Created attachment 335182 [details, diff] workaround patch for man-db-2.6.3-r1.ebuild In my case, owners of /var/cache/man were also incorrect, not only about lack of sticky bit. Before man-db is merged (sys-apps/man-1.6g is installed): $ ls -ld /var/cache/man/ drwxrwxr-x 19 root man 4096 Jan 15 2012 /var/cache/man/ After man-db-2.6.3-r1 is merged: $ ls -ld /var/cache/man/ drwxrwxr-x 6 root man 4096 Jan 11 20:00 /var/cache/man/ Permissions were set properly at src_install() phase. # ebuild /usr/portage/sys-apps/man-db/man-db-2.6.3-r1.ebuild install # ls -ld /var/tmp/portage/sys-apps/man-db-2.6.3-r1/image/var/cache/man/ drwxr-sr-x 2 man root 4096 Jan 11 20:10 /var/tmp/portage/sys-apps/man-db-2.6.3-r1/image/var/cache/man/ But after merge, permissions will be automagically reverted if /var/cache/man already exists. I saw the similar case in Bug 40322. Workaround patch is attached.
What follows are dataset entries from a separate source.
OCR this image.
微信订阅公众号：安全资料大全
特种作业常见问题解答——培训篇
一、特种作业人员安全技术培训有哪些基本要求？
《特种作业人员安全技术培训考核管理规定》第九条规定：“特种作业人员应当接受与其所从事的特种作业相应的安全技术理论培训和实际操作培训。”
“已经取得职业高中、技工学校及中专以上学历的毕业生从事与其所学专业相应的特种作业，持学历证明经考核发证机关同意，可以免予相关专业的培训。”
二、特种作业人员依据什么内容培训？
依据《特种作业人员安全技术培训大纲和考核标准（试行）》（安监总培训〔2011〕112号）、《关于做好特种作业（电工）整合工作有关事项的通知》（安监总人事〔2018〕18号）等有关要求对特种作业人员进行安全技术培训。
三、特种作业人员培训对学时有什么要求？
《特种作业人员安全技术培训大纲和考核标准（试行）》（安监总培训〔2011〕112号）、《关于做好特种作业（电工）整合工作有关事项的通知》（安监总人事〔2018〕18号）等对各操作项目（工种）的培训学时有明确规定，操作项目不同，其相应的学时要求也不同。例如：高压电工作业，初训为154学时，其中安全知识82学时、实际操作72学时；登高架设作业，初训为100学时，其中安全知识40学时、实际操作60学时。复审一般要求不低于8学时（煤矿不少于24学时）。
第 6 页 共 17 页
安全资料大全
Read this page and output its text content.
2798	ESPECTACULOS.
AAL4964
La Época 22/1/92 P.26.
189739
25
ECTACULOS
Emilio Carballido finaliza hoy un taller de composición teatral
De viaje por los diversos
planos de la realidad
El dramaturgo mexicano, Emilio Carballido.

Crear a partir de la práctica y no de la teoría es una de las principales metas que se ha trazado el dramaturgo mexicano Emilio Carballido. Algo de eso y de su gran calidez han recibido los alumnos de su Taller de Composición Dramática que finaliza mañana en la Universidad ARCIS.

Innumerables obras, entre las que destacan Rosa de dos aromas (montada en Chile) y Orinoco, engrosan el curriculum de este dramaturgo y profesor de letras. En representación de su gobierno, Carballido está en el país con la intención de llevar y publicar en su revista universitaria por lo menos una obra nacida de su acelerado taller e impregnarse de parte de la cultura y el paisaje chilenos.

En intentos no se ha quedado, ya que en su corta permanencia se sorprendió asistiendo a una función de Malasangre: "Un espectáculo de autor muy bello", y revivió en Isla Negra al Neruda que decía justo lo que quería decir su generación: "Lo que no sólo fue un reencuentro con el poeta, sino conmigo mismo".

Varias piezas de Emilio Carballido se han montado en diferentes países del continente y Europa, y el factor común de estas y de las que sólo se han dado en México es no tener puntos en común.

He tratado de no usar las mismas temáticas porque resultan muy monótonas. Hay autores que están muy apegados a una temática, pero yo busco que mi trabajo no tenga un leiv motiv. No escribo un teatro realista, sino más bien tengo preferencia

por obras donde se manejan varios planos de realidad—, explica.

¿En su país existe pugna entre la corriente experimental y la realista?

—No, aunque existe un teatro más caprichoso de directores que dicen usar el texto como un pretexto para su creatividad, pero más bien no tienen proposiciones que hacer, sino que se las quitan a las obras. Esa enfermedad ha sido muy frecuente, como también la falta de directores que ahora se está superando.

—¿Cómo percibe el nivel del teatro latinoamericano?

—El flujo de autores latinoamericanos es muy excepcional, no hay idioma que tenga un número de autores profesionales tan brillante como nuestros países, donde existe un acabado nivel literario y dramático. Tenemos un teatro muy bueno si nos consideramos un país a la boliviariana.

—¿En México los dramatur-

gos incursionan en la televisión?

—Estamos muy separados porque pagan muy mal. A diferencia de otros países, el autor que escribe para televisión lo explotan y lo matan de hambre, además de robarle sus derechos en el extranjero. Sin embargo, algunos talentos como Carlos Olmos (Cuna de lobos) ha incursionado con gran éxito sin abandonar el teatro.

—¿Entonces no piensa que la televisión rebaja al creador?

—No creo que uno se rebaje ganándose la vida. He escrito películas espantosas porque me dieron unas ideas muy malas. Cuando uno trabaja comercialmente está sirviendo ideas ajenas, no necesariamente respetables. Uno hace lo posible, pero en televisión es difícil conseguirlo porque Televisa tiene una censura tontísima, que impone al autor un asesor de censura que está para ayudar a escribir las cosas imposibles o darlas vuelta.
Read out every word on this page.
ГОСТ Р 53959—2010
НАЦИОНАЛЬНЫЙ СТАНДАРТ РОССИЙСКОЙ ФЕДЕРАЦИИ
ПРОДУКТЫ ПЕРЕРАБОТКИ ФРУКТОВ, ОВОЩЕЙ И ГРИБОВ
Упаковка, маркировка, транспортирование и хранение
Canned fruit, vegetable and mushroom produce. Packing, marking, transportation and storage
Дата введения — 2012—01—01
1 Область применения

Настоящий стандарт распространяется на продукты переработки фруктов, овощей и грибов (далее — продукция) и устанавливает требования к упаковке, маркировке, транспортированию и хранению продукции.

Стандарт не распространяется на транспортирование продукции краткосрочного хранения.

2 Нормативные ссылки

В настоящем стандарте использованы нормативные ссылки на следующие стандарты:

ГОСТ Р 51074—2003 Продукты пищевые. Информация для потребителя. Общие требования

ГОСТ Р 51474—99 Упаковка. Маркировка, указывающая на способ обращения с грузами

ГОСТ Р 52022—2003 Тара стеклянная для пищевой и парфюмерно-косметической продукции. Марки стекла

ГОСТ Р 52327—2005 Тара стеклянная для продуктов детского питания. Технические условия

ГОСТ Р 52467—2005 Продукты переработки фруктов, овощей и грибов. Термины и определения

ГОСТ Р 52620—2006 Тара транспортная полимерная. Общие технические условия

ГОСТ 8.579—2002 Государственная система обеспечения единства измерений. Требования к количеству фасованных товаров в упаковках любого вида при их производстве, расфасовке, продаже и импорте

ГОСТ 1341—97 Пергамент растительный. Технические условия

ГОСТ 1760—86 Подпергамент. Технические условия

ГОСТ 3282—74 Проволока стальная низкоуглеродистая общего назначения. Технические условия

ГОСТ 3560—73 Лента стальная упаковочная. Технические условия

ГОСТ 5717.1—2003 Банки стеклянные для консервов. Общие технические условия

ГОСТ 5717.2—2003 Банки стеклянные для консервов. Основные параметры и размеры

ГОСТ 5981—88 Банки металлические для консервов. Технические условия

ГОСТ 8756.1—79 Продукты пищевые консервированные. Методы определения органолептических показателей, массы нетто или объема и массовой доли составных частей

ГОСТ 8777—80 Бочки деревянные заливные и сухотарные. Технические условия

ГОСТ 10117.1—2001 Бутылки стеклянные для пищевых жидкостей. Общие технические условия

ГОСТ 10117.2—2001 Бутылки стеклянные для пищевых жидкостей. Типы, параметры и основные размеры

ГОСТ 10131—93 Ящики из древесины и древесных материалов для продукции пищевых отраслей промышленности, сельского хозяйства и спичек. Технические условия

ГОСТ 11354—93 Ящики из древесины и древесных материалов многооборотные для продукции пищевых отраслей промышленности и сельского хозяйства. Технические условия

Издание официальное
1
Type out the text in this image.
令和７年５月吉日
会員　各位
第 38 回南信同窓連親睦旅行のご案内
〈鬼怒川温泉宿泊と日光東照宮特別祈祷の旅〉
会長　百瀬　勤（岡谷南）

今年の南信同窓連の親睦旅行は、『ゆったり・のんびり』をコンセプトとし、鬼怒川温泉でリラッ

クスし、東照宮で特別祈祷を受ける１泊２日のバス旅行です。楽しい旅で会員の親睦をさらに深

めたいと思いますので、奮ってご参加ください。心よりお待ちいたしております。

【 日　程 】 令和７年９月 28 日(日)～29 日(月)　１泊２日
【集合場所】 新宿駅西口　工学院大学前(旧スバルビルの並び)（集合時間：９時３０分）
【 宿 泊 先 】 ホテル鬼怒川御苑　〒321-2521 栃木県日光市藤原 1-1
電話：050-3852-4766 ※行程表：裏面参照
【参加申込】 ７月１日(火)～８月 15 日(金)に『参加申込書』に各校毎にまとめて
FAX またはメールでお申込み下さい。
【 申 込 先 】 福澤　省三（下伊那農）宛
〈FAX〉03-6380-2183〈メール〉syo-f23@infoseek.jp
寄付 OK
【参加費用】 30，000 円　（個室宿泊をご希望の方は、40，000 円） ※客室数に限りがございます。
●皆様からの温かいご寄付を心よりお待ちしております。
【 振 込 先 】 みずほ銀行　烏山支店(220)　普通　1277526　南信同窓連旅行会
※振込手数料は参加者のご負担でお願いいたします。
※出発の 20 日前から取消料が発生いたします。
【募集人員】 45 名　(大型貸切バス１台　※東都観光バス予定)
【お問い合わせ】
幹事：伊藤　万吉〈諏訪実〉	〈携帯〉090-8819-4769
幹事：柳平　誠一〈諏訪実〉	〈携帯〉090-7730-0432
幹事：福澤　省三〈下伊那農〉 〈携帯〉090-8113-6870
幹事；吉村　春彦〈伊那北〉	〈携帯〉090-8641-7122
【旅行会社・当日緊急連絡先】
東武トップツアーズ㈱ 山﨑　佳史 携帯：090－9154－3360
should be all set now in the tree; thanks for the report! Commit message: Reset permissions/owners on /var/cache/man if they are broken (like when migrating from sys-apps/man) http://sources.gentoo.org/sys-apps/man-db/man-db-2.6.3-r1.ebuild?r1=1.1&r2=1.2
(In reply to comment #15) > should be all set now in the tree; thanks for the report! > > Commit message: Reset permissions/owners on /var/cache/man if they are > broken (like when migrating from sys-apps/man) > http://sources.gentoo.org/sys-apps/man-db/man-db-2.6.3-r1.ebuild?r1=1.1&r2=1. > 2 Still there is a little issue. man-db sets SETGID to /var/cache/man but sys-apps/man doesn't clear it. So, # emerge -1 =sys-apps/man-db-2.6.3-r1 # emerge -1 sys-apps/man # emerge -1 =sys-apps/man-db-2.6.3-r1 # mandb mandb: warning: $MANPATH set, ignoring /etc/man_db.conf Purging old database entries in /usr/share/man... Processing manual pages under /usr/share/man... fopen: Permission denied # ls -ld /var/cache/man drwxrwsr-x 30 root man 4096 Jan 13 12:39 /var/cache/man In this case, "Reseting permissions" never be executed because there is already SETGIDed /var/cache/man. if [[ ! -g ${EROOT}var/cache/man ]] ; then einfo "Resetting permissions on ${EROOT}var/cache/man" #447944 mkdir -p "${EROOT}var/cache/man" chown -R man:root "${EROOT}"var/cache/man find "${EROOT}"var/cache/man -type d '!' -perm /g=s -exec chmod 2755 {} + fi
This does still appear to be an issue - a relatively newly created host was giving permission denied when cron was running mandb until I manually chown'd and chmod'd /var/cache/man.